Un moment français de la phénoménologie

par Jean-Luc Marion  Du même auteur

La phénoménologie, par définition, ne devrait pas se préoccuper d’elle-même, mais des phénomènes. Elle ne devrait pas non plus s’interroger sur ce que disent d’elle les autres philosophes, ni même ce qu’en pensent les phénoménologues. Ce principe, d’ailleurs valable pour toute philosophie, s’impose à la phénoménologie plus qu’à toute autre – puisqu’elle prétend « revenir aux choses mêmes ». Elle ne mérite en effet son prestige et sa force que lorsqu’elle affronte les choses mêmes – et donc d’abord surtout la difficulté d’y atteindre – en un temps où le « philosopher », dont le bavardage ne cesse de submerger la vie académique, se garde bien, lui, de s’éloigner trop loin des côtes et cabote de doxographie en monographie, de distinction en polémique, sans risquer quoi que ce soit qui ne soit pas déjà largement connu de tous – ou parfaitement oublié. Ici résonne l’avertissement de Wittgenstein : « la philosophie n’est pas une doctrine, mais une activité» (Tractatus logico-philosophicus, 4.112). Ou celui de Heidegger: « La pensée agit, en tant qu’elle pense » (G.A. 9, p. 313). Que les phénoménologues, actifs ou potentiels, s’en souviennent.

Cette mise en garde ne remet évidemment pas en cause l’effort nécessairement historique pour prendre la mesure du mode spécifique de pensée que pratique la phénoménologie – ou plutôt qui la rend possible et opératoire. Cet effort historique consiste certes à s’approprier les textes classiques de Husserl et de Heidegger, ce qui a bien lieu bon an (pour le premier), mal an (pour le second). Il consiste aussi à s’interroger sur ce qu’on risque à nommer assez souvent la « phénoménologie française » et qu’il faudrait peut-être plus sobrement nommer, à la suite de B. Waldenfels, « la phénoménologie en France », ou, si l’on y tient vraiment, le moment français de la phénoménologie. Et, même ainsi, non sans prudence.

Car il ne saurait pas plus y avoir de phénoménologie « française » qu’il n’y en a eu d’« allemande » – car cela même peut se discuter.
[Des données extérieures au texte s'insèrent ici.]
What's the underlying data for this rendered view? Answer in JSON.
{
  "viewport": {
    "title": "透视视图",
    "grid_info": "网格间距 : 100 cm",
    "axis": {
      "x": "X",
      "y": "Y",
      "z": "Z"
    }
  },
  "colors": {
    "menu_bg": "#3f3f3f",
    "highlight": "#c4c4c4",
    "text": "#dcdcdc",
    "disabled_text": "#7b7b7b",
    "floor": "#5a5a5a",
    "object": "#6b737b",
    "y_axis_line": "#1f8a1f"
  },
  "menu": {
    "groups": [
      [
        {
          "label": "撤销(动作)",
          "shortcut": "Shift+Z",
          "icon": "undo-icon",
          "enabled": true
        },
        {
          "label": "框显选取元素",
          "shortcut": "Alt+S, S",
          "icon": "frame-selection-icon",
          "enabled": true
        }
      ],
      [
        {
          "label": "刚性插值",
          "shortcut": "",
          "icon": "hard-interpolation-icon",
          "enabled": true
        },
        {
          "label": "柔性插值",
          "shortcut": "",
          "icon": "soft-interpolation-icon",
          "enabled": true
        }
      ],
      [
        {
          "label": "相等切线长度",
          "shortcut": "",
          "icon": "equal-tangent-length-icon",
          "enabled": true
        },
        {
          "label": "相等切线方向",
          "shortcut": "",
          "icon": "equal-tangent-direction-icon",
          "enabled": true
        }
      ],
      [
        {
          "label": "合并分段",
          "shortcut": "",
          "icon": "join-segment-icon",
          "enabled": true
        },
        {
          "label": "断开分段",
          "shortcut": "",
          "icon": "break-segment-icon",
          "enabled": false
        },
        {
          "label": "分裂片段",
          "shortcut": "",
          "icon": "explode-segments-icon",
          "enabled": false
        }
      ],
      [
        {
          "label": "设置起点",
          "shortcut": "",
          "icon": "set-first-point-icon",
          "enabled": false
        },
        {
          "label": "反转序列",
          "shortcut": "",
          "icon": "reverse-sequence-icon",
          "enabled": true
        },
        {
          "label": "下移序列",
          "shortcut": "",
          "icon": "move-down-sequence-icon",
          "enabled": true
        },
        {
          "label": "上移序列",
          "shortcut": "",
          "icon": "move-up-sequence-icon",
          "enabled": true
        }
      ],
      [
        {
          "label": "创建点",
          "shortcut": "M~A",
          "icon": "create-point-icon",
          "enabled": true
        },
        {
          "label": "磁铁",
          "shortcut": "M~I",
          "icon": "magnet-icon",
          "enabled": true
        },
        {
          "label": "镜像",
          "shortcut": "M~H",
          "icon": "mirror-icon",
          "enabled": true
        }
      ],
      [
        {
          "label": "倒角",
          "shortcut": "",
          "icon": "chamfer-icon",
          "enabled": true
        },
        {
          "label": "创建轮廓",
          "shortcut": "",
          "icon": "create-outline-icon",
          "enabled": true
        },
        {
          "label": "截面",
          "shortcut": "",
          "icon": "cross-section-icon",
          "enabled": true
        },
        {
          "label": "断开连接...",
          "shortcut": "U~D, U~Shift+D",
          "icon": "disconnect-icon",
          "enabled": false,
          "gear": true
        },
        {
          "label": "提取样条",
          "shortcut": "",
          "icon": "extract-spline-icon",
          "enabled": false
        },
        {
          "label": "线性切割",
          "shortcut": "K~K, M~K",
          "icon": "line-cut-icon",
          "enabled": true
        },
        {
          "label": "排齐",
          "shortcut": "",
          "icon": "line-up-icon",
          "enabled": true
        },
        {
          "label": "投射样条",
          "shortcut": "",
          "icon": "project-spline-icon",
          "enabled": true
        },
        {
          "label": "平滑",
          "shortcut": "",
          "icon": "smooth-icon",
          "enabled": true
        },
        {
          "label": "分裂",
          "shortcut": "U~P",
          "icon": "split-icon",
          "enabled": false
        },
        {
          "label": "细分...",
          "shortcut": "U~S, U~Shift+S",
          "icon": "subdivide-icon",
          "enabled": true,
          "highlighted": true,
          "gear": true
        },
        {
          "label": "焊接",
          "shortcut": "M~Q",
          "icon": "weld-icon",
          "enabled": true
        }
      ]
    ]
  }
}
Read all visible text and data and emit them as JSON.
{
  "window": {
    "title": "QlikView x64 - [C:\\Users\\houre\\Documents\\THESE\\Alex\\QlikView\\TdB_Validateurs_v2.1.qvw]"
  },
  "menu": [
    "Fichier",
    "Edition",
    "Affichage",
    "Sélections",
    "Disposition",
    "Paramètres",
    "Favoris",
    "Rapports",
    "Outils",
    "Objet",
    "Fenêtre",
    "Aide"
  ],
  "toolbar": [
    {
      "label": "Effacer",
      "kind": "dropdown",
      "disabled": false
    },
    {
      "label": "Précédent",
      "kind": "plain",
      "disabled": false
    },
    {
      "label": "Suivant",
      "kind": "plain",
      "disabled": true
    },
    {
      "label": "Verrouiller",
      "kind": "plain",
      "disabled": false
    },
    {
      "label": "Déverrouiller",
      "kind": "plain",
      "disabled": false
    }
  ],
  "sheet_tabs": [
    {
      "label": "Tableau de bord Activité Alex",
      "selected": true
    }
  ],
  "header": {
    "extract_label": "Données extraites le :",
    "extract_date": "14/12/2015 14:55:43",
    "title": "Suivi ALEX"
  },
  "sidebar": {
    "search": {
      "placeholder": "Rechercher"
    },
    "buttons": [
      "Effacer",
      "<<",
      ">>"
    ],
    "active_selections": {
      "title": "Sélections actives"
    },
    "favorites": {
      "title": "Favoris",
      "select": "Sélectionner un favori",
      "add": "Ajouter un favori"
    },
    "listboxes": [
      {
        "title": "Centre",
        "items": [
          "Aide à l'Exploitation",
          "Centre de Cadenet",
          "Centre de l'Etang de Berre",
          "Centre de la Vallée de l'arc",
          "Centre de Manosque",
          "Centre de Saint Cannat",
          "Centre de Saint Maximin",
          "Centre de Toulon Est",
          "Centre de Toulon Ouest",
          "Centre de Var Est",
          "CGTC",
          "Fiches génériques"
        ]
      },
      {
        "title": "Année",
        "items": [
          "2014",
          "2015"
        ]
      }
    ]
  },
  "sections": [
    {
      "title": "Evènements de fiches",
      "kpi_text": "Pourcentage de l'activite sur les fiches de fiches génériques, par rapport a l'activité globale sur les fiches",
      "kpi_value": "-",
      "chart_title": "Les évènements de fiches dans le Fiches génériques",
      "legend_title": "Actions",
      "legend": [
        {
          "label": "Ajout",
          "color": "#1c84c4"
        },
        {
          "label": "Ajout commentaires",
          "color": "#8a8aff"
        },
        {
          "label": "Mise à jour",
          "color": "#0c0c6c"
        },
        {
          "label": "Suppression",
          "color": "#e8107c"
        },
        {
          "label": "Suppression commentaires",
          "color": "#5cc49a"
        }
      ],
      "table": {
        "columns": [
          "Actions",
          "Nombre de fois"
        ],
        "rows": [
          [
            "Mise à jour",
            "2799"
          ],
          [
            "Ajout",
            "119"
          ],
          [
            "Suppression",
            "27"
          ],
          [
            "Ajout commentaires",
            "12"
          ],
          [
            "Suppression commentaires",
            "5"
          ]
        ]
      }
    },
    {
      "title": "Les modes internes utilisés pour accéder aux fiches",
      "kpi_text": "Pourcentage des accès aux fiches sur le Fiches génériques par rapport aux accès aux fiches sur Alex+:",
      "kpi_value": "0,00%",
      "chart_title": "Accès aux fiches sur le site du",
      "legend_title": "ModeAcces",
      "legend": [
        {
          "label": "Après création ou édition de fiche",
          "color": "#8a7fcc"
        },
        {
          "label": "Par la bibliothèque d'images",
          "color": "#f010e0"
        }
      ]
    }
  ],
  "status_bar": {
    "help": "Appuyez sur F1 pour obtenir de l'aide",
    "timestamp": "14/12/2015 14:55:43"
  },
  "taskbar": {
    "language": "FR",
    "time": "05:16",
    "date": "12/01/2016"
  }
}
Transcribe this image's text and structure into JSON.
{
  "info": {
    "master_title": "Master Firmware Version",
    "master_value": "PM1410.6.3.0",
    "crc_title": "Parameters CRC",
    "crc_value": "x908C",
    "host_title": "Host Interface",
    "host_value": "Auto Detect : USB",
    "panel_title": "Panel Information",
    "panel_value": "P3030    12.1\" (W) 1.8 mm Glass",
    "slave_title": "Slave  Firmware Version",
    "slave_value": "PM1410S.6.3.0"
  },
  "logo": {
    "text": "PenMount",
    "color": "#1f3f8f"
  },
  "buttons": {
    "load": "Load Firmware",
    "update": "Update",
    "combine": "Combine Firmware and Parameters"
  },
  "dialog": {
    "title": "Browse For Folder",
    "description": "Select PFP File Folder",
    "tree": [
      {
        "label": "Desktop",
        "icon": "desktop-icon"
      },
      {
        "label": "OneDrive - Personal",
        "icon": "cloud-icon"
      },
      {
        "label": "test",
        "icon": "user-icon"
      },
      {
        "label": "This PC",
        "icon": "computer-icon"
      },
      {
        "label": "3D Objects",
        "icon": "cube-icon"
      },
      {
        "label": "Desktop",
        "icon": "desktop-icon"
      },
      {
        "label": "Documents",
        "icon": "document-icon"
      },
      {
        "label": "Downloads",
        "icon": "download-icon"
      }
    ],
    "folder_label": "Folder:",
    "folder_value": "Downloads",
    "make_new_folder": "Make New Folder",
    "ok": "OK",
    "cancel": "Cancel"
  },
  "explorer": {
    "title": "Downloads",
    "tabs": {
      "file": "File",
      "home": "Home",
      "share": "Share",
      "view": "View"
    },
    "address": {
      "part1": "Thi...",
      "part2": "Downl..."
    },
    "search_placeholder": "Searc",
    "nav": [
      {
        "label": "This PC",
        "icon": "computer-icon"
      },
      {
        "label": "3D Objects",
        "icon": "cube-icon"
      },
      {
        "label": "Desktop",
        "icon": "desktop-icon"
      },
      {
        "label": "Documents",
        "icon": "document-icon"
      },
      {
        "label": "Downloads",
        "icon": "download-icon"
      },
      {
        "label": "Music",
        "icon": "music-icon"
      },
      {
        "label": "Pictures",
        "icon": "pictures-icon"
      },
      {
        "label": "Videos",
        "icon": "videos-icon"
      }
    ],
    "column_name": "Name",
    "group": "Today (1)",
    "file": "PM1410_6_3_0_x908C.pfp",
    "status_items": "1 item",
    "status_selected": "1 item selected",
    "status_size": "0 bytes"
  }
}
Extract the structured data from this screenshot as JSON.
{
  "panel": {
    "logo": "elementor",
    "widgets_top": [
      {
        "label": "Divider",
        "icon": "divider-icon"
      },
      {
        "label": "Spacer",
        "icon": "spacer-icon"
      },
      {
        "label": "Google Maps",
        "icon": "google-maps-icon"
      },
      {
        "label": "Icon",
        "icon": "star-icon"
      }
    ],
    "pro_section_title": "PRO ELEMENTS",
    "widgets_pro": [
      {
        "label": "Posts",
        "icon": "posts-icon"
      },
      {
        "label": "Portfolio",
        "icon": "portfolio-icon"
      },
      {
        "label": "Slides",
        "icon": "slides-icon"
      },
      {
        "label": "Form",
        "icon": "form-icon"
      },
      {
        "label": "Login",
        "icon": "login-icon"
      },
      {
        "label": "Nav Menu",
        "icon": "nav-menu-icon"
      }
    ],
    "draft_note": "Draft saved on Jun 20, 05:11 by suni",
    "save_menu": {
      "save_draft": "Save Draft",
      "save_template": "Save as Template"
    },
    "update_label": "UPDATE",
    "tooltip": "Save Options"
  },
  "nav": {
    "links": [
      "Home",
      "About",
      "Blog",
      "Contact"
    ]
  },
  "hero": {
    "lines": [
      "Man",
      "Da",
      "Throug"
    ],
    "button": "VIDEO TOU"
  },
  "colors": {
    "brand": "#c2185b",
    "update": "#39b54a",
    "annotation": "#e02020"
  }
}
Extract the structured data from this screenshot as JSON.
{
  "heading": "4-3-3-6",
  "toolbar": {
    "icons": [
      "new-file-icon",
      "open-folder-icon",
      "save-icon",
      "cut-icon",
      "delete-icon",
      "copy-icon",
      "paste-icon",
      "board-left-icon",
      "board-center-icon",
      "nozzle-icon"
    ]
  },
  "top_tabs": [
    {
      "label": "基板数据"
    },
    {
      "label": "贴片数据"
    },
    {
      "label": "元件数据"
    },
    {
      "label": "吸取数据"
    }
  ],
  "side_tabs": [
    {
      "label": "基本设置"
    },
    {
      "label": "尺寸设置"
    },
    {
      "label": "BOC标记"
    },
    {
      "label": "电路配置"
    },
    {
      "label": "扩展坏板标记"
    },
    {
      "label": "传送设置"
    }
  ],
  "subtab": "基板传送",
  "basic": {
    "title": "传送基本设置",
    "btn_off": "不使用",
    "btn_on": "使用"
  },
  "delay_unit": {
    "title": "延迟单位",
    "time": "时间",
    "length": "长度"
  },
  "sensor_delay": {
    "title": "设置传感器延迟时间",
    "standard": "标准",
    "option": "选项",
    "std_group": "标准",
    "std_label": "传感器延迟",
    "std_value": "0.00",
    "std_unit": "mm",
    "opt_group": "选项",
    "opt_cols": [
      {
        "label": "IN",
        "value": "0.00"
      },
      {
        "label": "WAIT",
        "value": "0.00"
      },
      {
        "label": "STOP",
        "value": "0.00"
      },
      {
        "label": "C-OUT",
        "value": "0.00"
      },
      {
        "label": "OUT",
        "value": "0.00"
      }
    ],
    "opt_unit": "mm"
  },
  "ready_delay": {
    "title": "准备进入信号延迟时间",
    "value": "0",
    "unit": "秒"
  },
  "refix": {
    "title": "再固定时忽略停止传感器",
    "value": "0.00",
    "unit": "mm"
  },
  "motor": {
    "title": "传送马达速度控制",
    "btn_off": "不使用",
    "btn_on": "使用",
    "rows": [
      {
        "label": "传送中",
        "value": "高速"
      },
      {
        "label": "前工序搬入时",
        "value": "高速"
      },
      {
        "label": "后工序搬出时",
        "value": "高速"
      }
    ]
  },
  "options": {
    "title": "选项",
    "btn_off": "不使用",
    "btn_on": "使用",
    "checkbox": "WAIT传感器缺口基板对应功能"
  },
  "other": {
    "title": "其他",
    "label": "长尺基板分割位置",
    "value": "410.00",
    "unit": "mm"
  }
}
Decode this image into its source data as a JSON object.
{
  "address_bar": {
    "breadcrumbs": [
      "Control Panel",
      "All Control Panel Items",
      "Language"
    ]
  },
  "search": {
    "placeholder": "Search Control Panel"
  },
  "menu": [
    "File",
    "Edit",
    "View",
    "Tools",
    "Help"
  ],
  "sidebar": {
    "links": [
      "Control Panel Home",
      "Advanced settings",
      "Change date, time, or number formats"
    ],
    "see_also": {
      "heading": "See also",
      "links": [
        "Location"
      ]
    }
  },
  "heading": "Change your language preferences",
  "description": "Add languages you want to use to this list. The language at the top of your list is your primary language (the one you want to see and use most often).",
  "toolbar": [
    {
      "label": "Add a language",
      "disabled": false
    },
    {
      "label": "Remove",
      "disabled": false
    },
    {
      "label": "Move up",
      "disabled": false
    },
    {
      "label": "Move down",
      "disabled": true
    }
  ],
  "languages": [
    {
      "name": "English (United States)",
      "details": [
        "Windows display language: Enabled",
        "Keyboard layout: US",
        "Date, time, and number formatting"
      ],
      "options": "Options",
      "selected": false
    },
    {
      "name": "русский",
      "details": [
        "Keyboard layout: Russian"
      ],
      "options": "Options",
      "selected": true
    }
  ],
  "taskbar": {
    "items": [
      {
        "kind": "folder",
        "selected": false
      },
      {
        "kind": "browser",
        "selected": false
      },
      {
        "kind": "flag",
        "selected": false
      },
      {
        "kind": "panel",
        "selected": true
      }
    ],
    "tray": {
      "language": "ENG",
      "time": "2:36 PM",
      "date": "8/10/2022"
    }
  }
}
Non seulement parce qu’une telle phénoménologie naquit en partie en Autriche, vécut aussi en partie à Prague comme en Pologne et que l’Université allemande n’a cessé de lui résister, voire, depuis cinquante ans, de la marginaliser. Mais surtout parce qu’en règle générale, il faut se garder comme la peste d’identifier à une langue et à une nation un moment de la philosophie. La philosophie est enfant de bohème et n’habite nulle part, sauf quand elle tourne à l’idéologie des philosophies nationales (inventions aussi récentes que les États-nations – et aussi dangereuses qu’eux). Le rationalisme de Descartes et Malebranche ne fut pas seulement français, mais aussi flamand et allemand. La scolastique ne devint parisienne qu’à son déclin, et fut, au temps de sa force, aussi bien irlandaise, anglaise, qu’allemande et surtout italienne, pour finir espagnole et belge. Et l’idéalisme dit « allemand » se déploya avant que l’Allemagne ne devienne un État et plutôt aux extrêmes (Bavière et Berlin). Et de fait, la phénoménologie n’émigra en France qu’avec un juif lituanien de culture russe, formé à Strasbourg. Si donc il paraît licite aujourd’hui d’évoquer un moment français de la phénoménologie, on ne devra l’entendre qu’en un sens théorique – non national. D’ailleurs, il regroupe des Italiens, des Belges et des Néerlandais, des Allemands et des Autrichiens même, sans parler des Américains et de bien d’autres « nations », au sens universitaire médiéval. La question devient donc plus délicate : il s’agirait, si l’on veut vraiment parler d’un tel moment (français) de la phénoménologie, de déterminer le ou les points communs à la succession ininterrompue qui mène, de Levinas en 1930, à Ricœur, Henry et Derrida (et toujours encore Levinas), jusqu’à l’actuelle génération.